- Adralés
- Coordinates: 43°10′0″N 6°34′0″W﻿ / ﻿43.16667°N 6.56667°W
- Country: Spain
- Autonomous community: Asturias
- Province: Asturias
- Municipality: Cangas del Narcea

= Adralés =

Adralés is one of 54 parishes in Cangas del Narcea, a municipality within the province and autonomous community of Asturias, in northern Spain. The parish consists of three villages: Adralés, Villar de Adralés and El Altu Santarvás. The village of Adralés is three kilometres southeast of the capital of Cangas del Narcea.

The economy of Adralés has always been based primarily on cattle farming. Due to the village's proximity to the town of Cangas del Narcea, farmers from Adralés have always been present at its markets and were even able to supply it with milk, whereas most villages of the municipality only raised cattle for their meat as they were unable to transport or preserve milk. At present most inhabitants of Adralés are retired farmers or young people who work in Cangas.

In previous centuries many people emigrated to Cuba and the Philippines from this area. In fact, "Adrales" is a common surname in the Philippines, originating from this Asturian province.
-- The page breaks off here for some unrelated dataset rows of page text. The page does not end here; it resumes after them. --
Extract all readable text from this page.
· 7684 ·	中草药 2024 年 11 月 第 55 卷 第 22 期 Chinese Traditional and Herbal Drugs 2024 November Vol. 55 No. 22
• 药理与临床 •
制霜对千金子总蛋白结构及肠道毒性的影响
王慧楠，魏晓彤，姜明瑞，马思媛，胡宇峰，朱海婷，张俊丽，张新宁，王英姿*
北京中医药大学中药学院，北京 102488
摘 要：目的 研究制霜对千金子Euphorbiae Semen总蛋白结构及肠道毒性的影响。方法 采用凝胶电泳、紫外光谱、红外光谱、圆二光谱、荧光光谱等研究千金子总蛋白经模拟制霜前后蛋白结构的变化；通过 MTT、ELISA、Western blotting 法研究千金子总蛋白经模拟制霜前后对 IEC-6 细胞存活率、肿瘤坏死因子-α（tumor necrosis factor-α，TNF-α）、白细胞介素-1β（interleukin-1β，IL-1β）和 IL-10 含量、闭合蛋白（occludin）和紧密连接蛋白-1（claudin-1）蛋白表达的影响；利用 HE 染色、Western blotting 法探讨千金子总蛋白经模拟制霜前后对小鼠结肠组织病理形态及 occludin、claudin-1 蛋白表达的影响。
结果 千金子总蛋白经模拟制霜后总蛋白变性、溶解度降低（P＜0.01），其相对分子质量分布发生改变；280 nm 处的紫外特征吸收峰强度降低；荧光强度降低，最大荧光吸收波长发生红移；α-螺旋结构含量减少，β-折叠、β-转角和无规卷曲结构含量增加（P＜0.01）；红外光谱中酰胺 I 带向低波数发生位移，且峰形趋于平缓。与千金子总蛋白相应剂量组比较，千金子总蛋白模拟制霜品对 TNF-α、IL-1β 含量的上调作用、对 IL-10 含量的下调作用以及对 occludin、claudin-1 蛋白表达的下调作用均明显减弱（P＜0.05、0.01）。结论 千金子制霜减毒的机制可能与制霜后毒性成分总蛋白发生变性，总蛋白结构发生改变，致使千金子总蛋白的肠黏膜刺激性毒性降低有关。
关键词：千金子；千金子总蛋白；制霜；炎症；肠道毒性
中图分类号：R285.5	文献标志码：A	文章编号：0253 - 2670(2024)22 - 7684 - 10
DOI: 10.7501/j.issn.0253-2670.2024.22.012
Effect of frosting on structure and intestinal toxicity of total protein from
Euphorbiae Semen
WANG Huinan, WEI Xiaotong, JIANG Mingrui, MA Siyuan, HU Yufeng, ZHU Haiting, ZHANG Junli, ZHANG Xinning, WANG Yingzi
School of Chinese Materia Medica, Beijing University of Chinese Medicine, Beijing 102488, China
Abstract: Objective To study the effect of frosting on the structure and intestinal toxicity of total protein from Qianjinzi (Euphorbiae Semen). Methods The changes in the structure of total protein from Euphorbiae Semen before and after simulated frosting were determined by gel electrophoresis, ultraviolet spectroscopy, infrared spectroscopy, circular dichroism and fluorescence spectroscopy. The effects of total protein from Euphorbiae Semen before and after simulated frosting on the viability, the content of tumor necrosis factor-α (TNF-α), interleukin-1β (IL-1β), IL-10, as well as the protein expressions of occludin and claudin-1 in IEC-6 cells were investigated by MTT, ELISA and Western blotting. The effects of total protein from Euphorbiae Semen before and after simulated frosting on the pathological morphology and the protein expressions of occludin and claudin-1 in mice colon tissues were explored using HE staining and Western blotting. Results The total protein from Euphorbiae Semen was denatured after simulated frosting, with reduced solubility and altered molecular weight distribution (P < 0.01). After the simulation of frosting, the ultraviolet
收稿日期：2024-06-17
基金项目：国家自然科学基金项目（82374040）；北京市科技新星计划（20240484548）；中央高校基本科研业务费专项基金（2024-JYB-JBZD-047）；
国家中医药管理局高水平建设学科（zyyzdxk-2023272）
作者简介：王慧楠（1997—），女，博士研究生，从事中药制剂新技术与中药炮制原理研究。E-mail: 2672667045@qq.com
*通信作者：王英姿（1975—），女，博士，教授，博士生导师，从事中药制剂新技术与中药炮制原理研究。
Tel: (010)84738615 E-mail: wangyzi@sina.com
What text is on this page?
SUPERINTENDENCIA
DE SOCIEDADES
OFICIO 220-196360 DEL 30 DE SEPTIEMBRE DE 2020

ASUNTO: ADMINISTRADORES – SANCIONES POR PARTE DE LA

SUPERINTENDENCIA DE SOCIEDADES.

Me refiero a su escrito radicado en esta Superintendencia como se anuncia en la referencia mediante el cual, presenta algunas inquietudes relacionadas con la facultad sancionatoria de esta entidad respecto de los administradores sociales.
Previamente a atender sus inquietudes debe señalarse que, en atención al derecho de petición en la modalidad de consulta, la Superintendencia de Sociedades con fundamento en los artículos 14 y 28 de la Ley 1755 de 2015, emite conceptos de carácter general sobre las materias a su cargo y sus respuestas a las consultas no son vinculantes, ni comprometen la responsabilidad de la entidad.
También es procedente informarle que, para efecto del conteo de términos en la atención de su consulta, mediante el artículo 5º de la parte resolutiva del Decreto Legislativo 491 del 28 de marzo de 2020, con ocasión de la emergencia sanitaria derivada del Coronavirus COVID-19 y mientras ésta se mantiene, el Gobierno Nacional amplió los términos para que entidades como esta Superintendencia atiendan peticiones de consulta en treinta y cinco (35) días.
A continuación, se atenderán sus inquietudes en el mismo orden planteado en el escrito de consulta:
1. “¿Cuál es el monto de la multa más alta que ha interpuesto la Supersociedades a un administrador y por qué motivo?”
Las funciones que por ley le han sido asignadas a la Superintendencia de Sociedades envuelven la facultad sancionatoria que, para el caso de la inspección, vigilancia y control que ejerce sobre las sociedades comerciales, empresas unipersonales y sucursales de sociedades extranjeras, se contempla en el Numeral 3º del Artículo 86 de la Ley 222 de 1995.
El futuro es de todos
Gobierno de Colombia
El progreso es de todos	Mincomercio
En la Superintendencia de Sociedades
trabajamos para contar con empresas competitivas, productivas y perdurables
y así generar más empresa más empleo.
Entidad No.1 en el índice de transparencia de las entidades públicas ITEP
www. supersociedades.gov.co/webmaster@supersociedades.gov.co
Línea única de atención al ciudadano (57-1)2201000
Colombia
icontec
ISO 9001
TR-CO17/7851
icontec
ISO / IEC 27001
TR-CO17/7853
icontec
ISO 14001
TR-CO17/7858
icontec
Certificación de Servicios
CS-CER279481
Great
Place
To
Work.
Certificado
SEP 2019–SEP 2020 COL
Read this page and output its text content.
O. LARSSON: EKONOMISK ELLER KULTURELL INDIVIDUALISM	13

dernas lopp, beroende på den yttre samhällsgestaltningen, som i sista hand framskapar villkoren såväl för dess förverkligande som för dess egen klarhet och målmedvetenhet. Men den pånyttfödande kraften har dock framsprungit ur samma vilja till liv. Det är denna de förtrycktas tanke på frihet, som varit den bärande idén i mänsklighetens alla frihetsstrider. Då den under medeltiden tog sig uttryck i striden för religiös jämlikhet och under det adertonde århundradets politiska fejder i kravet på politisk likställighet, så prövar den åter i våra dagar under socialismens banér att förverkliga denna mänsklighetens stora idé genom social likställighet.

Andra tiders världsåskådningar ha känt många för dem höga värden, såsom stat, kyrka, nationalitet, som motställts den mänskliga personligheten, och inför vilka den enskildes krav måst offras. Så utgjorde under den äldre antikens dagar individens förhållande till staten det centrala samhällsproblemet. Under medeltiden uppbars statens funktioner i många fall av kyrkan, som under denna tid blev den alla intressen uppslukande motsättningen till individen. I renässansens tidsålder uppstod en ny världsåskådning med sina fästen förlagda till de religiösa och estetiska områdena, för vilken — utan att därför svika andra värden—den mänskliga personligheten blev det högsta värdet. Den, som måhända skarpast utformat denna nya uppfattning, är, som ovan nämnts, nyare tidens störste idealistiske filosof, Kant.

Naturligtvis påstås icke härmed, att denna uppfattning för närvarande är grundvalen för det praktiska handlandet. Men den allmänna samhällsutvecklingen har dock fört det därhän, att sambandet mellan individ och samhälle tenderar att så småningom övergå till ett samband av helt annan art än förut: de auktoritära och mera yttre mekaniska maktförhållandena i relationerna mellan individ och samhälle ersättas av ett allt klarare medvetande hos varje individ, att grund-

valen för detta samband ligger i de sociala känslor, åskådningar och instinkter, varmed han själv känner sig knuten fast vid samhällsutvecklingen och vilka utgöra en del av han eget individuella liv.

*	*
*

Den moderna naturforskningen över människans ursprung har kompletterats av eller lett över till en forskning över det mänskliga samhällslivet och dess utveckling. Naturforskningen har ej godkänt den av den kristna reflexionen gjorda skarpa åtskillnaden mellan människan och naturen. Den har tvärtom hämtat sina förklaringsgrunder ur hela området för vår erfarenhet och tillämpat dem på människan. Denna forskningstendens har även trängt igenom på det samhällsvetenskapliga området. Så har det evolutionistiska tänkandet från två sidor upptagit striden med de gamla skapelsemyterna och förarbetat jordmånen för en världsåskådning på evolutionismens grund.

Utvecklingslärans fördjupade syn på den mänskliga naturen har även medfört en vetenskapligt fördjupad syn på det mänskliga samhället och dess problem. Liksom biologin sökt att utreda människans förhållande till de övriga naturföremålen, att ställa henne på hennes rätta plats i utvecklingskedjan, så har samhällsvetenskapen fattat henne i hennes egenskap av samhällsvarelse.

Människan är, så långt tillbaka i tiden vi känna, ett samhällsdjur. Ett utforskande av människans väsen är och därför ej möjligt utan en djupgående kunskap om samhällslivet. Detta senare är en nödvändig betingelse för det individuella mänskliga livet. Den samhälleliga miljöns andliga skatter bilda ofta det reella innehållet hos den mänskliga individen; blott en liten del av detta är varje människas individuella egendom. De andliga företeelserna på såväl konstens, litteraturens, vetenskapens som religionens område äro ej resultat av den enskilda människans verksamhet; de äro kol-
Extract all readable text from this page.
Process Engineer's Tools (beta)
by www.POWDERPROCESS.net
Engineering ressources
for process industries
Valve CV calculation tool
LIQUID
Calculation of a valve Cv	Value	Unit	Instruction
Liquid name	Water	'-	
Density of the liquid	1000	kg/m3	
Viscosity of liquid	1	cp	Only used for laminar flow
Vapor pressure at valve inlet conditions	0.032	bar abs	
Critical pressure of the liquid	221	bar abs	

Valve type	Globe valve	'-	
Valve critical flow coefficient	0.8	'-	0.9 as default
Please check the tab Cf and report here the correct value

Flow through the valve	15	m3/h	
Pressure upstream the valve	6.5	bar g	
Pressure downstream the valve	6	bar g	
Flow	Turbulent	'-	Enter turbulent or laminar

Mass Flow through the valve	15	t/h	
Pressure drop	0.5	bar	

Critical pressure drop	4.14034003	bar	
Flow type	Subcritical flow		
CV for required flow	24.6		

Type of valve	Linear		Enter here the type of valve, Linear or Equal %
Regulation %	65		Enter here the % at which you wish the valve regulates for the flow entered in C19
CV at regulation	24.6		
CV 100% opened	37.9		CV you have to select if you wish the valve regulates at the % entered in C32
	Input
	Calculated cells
Throughout the 19th century and continuing until the 1970s, Adralés lost most of its population to emigration. Most emigrants made their way to Madrid as night watchmen. A considerable number emigrated to Argentina and Venezuela, while in the 1960s and 1970s almost every household in the village had sent one of its members to Switzerland.

== Notable people ==
- José Calvo Martínez, secretary general of the Unión de Campesinos Asturianos (Union of Asturian Farmworkers) since 1995
- Aurelio Ordás Rodríguez (1942- ), founder and three-time president of the Asturian Centre in Basel, Switzerland and local director of the Spanish Socialist Workers' Party in Basel. Emigrated to France in 1961 and later to Switzerland. He was also the director of other Spanish immigrant associations in Switzerland.
- Daniel Ordás Menéndez (1974- ), son of Aurelio Ordás Rodríguez, lawyer and secretary general of the SSWP in Switzerland from 2001 to 2004; ex-member of the Executive Commission of the Federation of the SSWP in Europe; member of the Federal Committee of the SSWP; founder and president of the Association of Spanish Employers and Freelancers in Switzerland.